UIH Invests $45 Million to Found AI Subsidiary
UIH has invested $45 million to found an artificial intelligence subsidiary. Professor Shen Dinggang, Fellow of the American Institute for Medical and Biological Engineering (AIMBE), international-renowned scholar in the field of medical AI, member of the Recruitment Program of Global Experts will be one of the heads of the subsidiary.

How will the new company grow? Where will AI go in the field of medical imaging? To answer these questions, we held a dialogue with Prof. Shen Dinggang.

Second Start-Up
Q: As you step into the world of industry, many people see it as your second start-up, so what is supporting this move?

A:Some people may see stepping into industry from academia, as my second start-up – but for me, it is just a natural extension of my career. Since the very first day I started to practice AI in medicine, I was sure that the most cutting-edge scientific achievements must ultimately enter the public sphere and benefit the public. After nearly 20 years of hard work, I believe AI technology has reached a critical point of maturity. It can now go beyond the lab, and towards industrialization. I hope I can participate in and witness every step of these scientific research result entering the market, and they will undoubtedly maximize the innovative values of science and technology in the commercializing and marketing process, bringing profound and beneficial changes to the medical industry and even to the society as a whole. At the same time, this process is accompanied by more practical problems, which push my research team to carry out more in-depth academic research, and finally apply the fruits of our research to helping patients.In the field of intelligent medicine, academia and industry actually complement each other. The reason why I chose UIH is because of its full range of high-end medical imaging and radiotherapy products, as well as its strategic layout, which is perfect for the development of medical AI. But more importantly, having witnessed UIH grow and thrive from scratch over the last six years, I've seen an exciting entrepreneurial spirit.

Core Strengths
Q: There is no lack of precedents for grafting AI technologies to medicine in the industry. Compared with them, what are our strengths?

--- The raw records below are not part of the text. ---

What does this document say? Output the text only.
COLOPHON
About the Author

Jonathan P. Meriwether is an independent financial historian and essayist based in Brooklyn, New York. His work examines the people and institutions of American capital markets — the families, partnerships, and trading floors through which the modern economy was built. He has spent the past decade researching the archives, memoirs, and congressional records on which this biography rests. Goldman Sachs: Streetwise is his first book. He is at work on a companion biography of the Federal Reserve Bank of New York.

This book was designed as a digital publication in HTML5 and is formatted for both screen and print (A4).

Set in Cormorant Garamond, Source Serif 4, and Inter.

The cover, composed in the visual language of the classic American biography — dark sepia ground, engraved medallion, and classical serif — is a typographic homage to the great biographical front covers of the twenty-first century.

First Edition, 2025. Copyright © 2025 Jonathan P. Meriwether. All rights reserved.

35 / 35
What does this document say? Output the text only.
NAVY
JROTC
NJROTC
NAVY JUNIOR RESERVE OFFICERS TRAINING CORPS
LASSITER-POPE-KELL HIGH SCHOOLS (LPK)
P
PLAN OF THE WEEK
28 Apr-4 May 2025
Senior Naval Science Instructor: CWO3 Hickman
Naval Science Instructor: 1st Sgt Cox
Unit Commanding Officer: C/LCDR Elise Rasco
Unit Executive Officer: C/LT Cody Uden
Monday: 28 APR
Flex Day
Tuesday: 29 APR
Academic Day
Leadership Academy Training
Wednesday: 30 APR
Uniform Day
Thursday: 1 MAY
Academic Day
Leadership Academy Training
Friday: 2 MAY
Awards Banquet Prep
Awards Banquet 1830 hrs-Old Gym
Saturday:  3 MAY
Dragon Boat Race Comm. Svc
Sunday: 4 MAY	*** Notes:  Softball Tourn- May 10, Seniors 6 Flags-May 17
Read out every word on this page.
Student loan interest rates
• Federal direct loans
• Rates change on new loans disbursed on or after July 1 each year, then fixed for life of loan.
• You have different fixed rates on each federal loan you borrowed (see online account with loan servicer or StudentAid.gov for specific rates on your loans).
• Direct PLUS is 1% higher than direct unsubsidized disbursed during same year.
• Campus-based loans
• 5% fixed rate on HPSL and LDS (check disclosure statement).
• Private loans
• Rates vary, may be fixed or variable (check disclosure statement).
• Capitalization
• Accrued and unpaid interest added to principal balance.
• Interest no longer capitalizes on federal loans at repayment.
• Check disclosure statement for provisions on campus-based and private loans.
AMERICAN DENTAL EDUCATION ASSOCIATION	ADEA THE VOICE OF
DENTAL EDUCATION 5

A: Our core advantage lies in "data + landing scenario". Through our parent company's full range of superior medical imaging and radiotherapy products,as well as the UIH intelligent medical imaging cloud and imaging centers across the country, we are able to constantly acquire massive, professional and premium data to "nurture" our AI algorithms. In turn, when the algorithms complete training, such devices, intelligent medical cloud and imaging centers become the natural landing scenarios and application channels for intelligent algorithms. I believe a strategic layout so fit for the development of medical AI is rare in enterprises nationwide,even worldwide.

Disruptive Innovation
Q: What is the R&D focus of UIH's AI subsidiary in the future? What changes will it bring to the industry?

A: We will focus on the existing pain points in the field of smart healthcare and endeavor to push the boundaries of the core common technologies between big data and AI, to develop a series of pioneering and innovative applications. More specifically, we will carry out our R&D both horizontally and vertically. The horizontal level refers to those common core algorithms that cross modal, organ and disease, while on the vertical level, the common algorithms, through adjustment and combination, are to formulate applications that directly tackle the pain points in medicine. For example, the common algorithms on the horizontal level are more like the small LEGO blocks, which seem to have no clinical significance, but are basic modules for building various applications. So their performance must be constantly refined. On the vertical level, based on the in-depth understanding of the industry, these LEGO blocks will be assembled into "killer apps" that are really accepted and appreciated by doctors. Strategically-speaking,on one hand, we must be patient enough to build these horizontal generic modules and maximize their performance. On the other hand, we need to work closely with doctors to fully understand the predicaments of the medical community, rather than taking everything for granted and making some niche applications. I believe that only by simultaneously promoting the horizontal and vertical dimensions can we come out with truly "disruptive" innovations.